Consumers! Beware Corporate Lapdogs Posing As Consumer Watchdogs

Gayle Dean
The so-called Center for Consumer Freedom (CCF) is at it again, this time attacking PETA. But their ploy has backfired. The CCF was set to run a full-page ad against PETA, in this week's Hollywood edition of Variety, but Variety pulled the ad at the 11th hour. That's good news because one thing we consumers don't need is more corporate spin.

Probably, the CCF planned the ad to coincide with the culmination of a North Carolina court case involving two PETA workers accused of animal cruelty, but a jury acquitted them of all charges, except for littering. The CCF has been playing up the case and hoping for a conviction, but with the acquittal, the rug has been pulled out from under them. Cooler heads prevailed, both in court and at Variety. No doubt, the CCF is doubly disappointed.
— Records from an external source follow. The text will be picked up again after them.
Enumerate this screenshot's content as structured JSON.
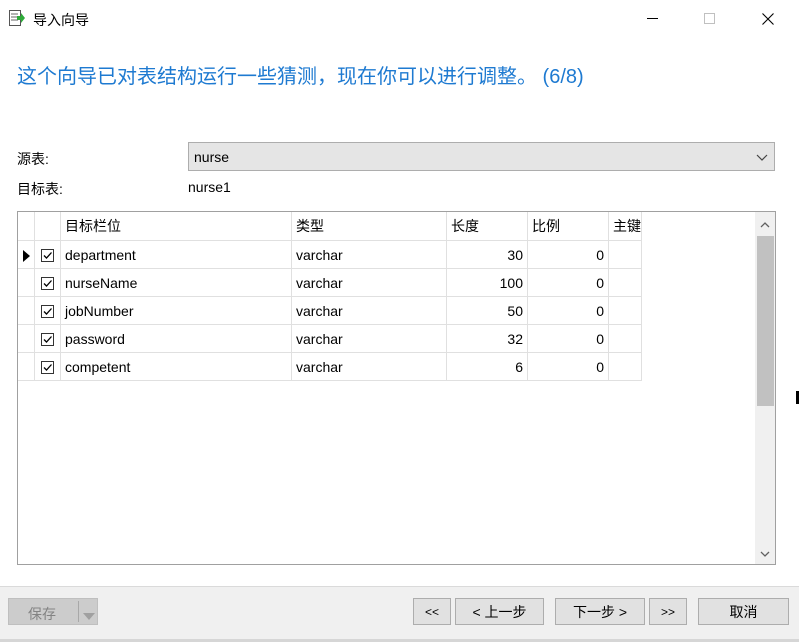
{
  "window": {
    "title": "导入向导",
    "icon": "import-wizard-icon"
  },
  "heading": "这个向导已对表结构运行一些猜测，现在你可以进行调整。 (6/8)",
  "form": {
    "source_label": "源表:",
    "source_value": "nurse",
    "target_label": "目标表:",
    "target_value": "nurse1"
  },
  "grid": {
    "columns": [
      "目标栏位",
      "类型",
      "长度",
      "比例",
      "主键"
    ],
    "rows": [
      {
        "checked": true,
        "current": true,
        "name": "department",
        "type": "varchar",
        "length": "30",
        "scale": "0"
      },
      {
        "checked": true,
        "current": false,
        "name": "nurseName",
        "type": "varchar",
        "length": "100",
        "scale": "0"
      },
      {
        "checked": true,
        "current": false,
        "name": "jobNumber",
        "type": "varchar",
        "length": "50",
        "scale": "0"
      },
      {
        "checked": true,
        "current": false,
        "name": "password",
        "type": "varchar",
        "length": "32",
        "scale": "0"
      },
      {
        "checked": true,
        "current": false,
        "name": "competent",
        "type": "varchar",
        "length": "6",
        "scale": "0"
      }
    ]
  },
  "footer": {
    "save": "保存",
    "first": "<<",
    "prev": "< 上一步",
    "next": "下一步 >",
    "last": ">>",
    "cancel": "取消"
  },
  "colors": {
    "heading": "#1e7ad1",
    "footer_bg": "#f0f0f0",
    "button_bg": "#e1e1e1"
  }
}
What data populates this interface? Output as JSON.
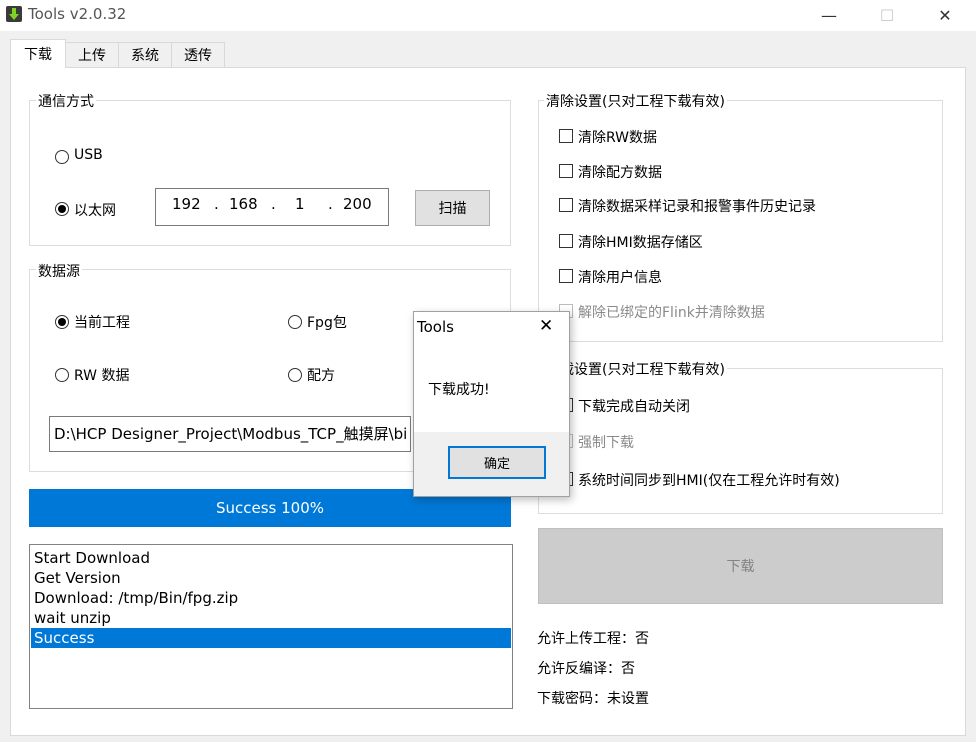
{
  "window": {
    "title": "Tools v2.0.32",
    "min_glyph": "—",
    "max_glyph": "☐",
    "close_glyph": "✕",
    "icon": "download-arrow-icon"
  },
  "tabs": [
    {
      "label": "下载",
      "active": true
    },
    {
      "label": "上传",
      "active": false
    },
    {
      "label": "系统",
      "active": false
    },
    {
      "label": "透传",
      "active": false
    }
  ],
  "comm": {
    "title": "通信方式",
    "usb_label": "USB",
    "usb_selected": false,
    "ethernet_label": "以太网",
    "ethernet_selected": true,
    "ip": [
      "192",
      "168",
      "1",
      "200"
    ],
    "dot": ".",
    "scan_label": "扫描"
  },
  "datasource": {
    "title": "数据源",
    "current_project_label": "当前工程",
    "current_project_selected": true,
    "fpg_label": "Fpg包",
    "rw_label": "RW 数据",
    "recipe_label": "配方",
    "path_value": "D:\\HCP Designer_Project\\Modbus_TCP_触摸屏\\bi"
  },
  "progress": {
    "text": "Success 100%",
    "percent": 100
  },
  "log": {
    "lines": [
      "Start Download",
      "Get  Version",
      "Download: /tmp/Bin/fpg.zip",
      "wait unzip",
      "Success"
    ],
    "selected_index": 4
  },
  "clear_settings": {
    "title": "清除设置(只对工程下载有效)",
    "items": [
      {
        "label": "清除RW数据",
        "checked": false,
        "enabled": true
      },
      {
        "label": "清除配方数据",
        "checked": false,
        "enabled": true
      },
      {
        "label": "清除数据采样记录和报警事件历史记录",
        "checked": false,
        "enabled": true
      },
      {
        "label": "清除HMI数据存储区",
        "checked": false,
        "enabled": true
      },
      {
        "label": "清除用户信息",
        "checked": false,
        "enabled": true
      },
      {
        "label": "解除已绑定的Flink并清除数据",
        "checked": false,
        "enabled": false
      }
    ]
  },
  "download_settings": {
    "title": "下载设置(只对工程下载有效)",
    "items": [
      {
        "label": "下载完成自动关闭",
        "checked": true,
        "enabled": true
      },
      {
        "label": "强制下载",
        "checked": false,
        "enabled": false
      },
      {
        "label": "系统时间同步到HMI(仅在工程允许时有效)",
        "checked": true,
        "enabled": true
      }
    ]
  },
  "download_button": "下载",
  "info": {
    "allow_upload": "允许上传工程：否",
    "allow_decompile": "允许反编译：否",
    "download_password": "下载密码：未设置"
  },
  "dialog": {
    "title": "Tools",
    "close_glyph": "✕",
    "message": "下载成功!",
    "ok_label": "确定"
  },
  "colors": {
    "accent": "#0078d7",
    "window_bg": "#f0f0f0",
    "disabled_text": "#8a8a8a"
  }
}
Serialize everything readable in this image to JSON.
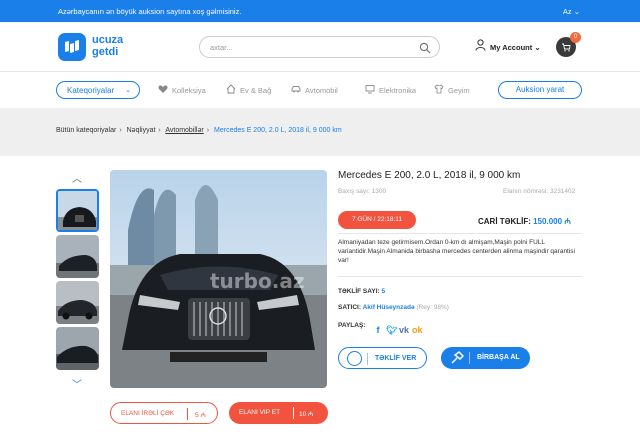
{
  "topbar": {
    "welcome": "Azərbaycanın ən böyük auksion saytına xoş gəlmisiniz.",
    "lang": "Az"
  },
  "header": {
    "logo_line1": "ucuza",
    "logo_line2": "getdi",
    "search_placeholder": "axtar...",
    "account_label": "My Account",
    "cart_count": "0"
  },
  "nav": {
    "categories_label": "Kateqoriyalar",
    "items": [
      {
        "label": "Kolleksiya",
        "icon": "heart-icon"
      },
      {
        "label": "Ev & Bağ",
        "icon": "house-icon"
      },
      {
        "label": "Avtomobil",
        "icon": "car-icon"
      },
      {
        "label": "Elektronika",
        "icon": "monitor-icon"
      },
      {
        "label": "Geyim",
        "icon": "shirt-icon"
      }
    ],
    "create_label": "Auksion yarat"
  },
  "breadcrumb": [
    "Bütün kateqoriyalar",
    "Nəqliyyat",
    "Avtomobillər",
    "Mercedes E 200, 2.0 L, 2018 il, 9 000 km"
  ],
  "product": {
    "title": "Mercedes E 200, 2.0 L, 2018 il, 9 000 km",
    "views": "Baxış sayı: 1300",
    "listing_no": "Elanın nömrəsi: 3231402",
    "timer": "7 GÜN / 22:18:11",
    "current_bid_label": "CARİ TƏKLİF:",
    "current_bid_value": "150.000",
    "description": "Almaniyadan teze getirmisem.Ordan 0-km dı almişam,Maşin polni FULL variantidir.Maşin Almanida birbasha mercedes centerden alinma maşindir qarantisi var!",
    "offers_label": "TƏKLİF SAYI:",
    "offers_value": "5",
    "seller_label": "SATICI:",
    "seller_name": "Akif Hüseynzadə",
    "seller_rating": "(Rey: 98%)",
    "share_label": "PAYLAŞ:",
    "offer_button": "TƏKLİF VER",
    "buy_button": "BİRBAŞA AL",
    "promo_up_label": "ELANI İRƏLİ ÇƏK",
    "promo_up_price": "5",
    "promo_vip_label": "ELANI VIP ET",
    "promo_vip_price": "10",
    "watermark": "turbo.az"
  },
  "colors": {
    "accent": "#1a7fe8",
    "danger": "#f2533f",
    "band": "#efefef"
  }
}
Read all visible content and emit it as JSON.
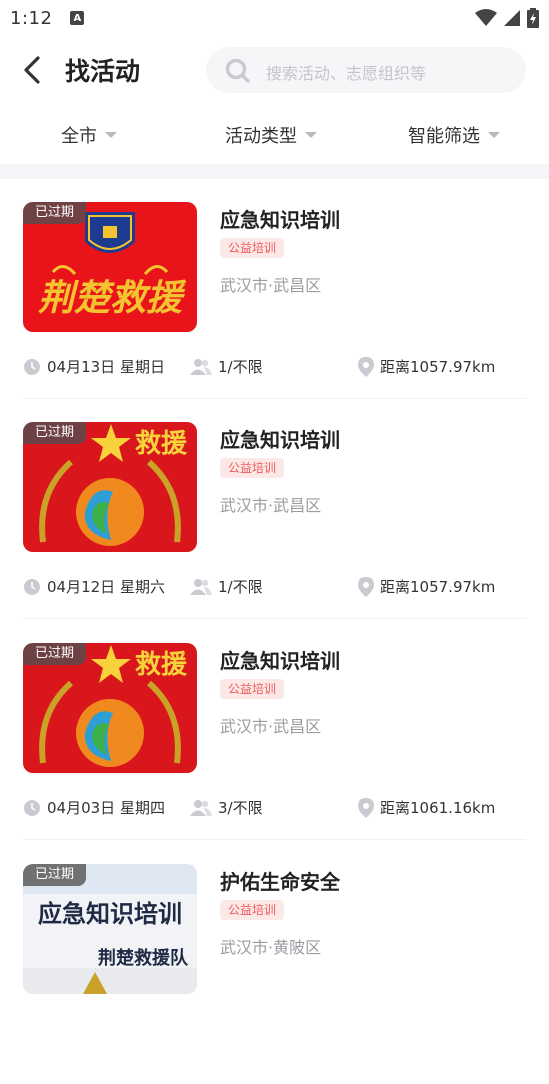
{
  "status_bar": {
    "time": "1:12",
    "notif_letter": "A"
  },
  "header": {
    "title": "找活动",
    "search_placeholder": "搜索活动、志愿组织等"
  },
  "filters": [
    {
      "label": "全市"
    },
    {
      "label": "活动类型"
    },
    {
      "label": "智能筛选"
    }
  ],
  "activities": [
    {
      "status": "已过期",
      "title": "应急知识培训",
      "tag": "公益培训",
      "location": "武汉市·武昌区",
      "date": "04月13日 星期日",
      "participants": "1/不限",
      "distance": "距离1057.97km",
      "image_text": "荆楚救援"
    },
    {
      "status": "已过期",
      "title": "应急知识培训",
      "tag": "公益培训",
      "location": "武汉市·武昌区",
      "date": "04月12日 星期六",
      "participants": "1/不限",
      "distance": "距离1057.97km",
      "image_text": "救援"
    },
    {
      "status": "已过期",
      "title": "应急知识培训",
      "tag": "公益培训",
      "location": "武汉市·武昌区",
      "date": "04月03日 星期四",
      "participants": "3/不限",
      "distance": "距离1061.16km",
      "image_text": "救援"
    },
    {
      "status": "已过期",
      "title": "护佑生命安全",
      "tag": "公益培训",
      "location": "武汉市·黄陂区",
      "image_text": "应急知识培训",
      "image_subtext": "荆楚救援队"
    }
  ],
  "colors": {
    "accent_red": "#ef5a5a",
    "tag_bg": "#fde8e8",
    "muted": "#9a9ca1"
  }
}
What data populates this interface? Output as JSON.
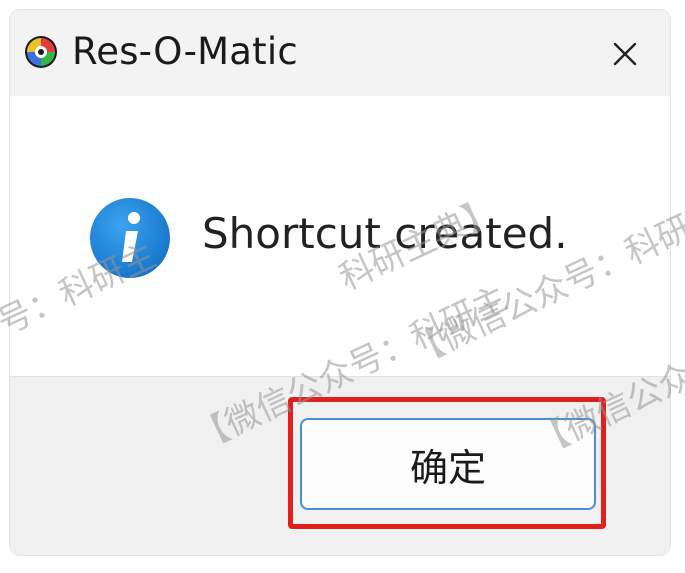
{
  "window": {
    "title": "Res-O-Matic",
    "close_icon": "close-icon",
    "app_icon": "res-o-matic-app-icon"
  },
  "dialog": {
    "icon": "info-icon",
    "message": "Shortcut created.",
    "ok_label": "确定"
  },
  "annotation": {
    "highlight_color": "#e0201e"
  },
  "watermarks": [
    "号：科研主",
    "【微信公众号：科研主",
    "科研主典】",
    "【微信公众号：科研主",
    "【微信公众号："
  ],
  "colors": {
    "titlebar_bg": "#f3f3f3",
    "footer_bg": "#f0f0f0",
    "button_border": "#4a8fd0",
    "info_blue": "#1f8ae0"
  }
}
Why is something calling itself the Center for Consumer Freedom interested in PETA in the first place? You might think that PETA has little to do with limiting consumer freedom, and you'd be right. The real answer can be found by looking behind the scenes. Simply put, the Center For Consumer Freedom is a front group for the restaurant, junk-food, alcohol and tobacco industries, and they regularly run elaborate media campaigns opposing the efforts of scientists, doctors, health advocates, animal rights and environmental groups. Founded in 1995 as the Guest Choice Network with a grant from the tobacco company, Philip Morris, the misnamed Center for Consumer Freedom has never strayed far from its roots. Consumer freedom -- or consumer health -- is not nearly so important to them as corporate bottom-lines.

According to SourceWatch, a project of the Center for Media & Democracy:

Anyone who criticizes tobacco, alcohol, fatty foods or soda pop is likely to come under attack from CCF. Its enemies list has included such diverse groups and individuals as...the American Academy of Orthopedic Surgeons; the American Medical Association; the Arthritis Foundation; the Consumer Federation of America; New York Mayor Rudy Giuliani; the Harvard School of Public Health; the Marin Institute for the Prevention of Alcohol and Other Drug Problems; the National Association of High School Principals; the National Safety Council . . . Ralph Nader's group, Public Citizen; and the U.S. Centers for Disease Control and Prevention.

A quick tour of the CCF website reveals article after article dismissing reputable scientific studies that demonstrate the dangers of high fat, trans fats, high sugar, processed food, meat-consumption diets, the dangers of high mercury levels in fish, etc., and attacking advocates of healthy lifestyles.

Public health, environmental, animal advocacy groups have always been targets for the CCF, because they all threaten the bottom lines of the CCF's corporate meat, dairy, restaurant and beverage-industry sponsors.

The constant barrage of disinformation put out by the CCF flies in the face of both science and common sense. But that should be no surprise, since their goal never was to promote consumer health -- or freedom -- but to increase their clients' profit-margins. Now that PETA has been cleared, the CCF can go back to fighting MADD (Mothers Against Drunk Driving).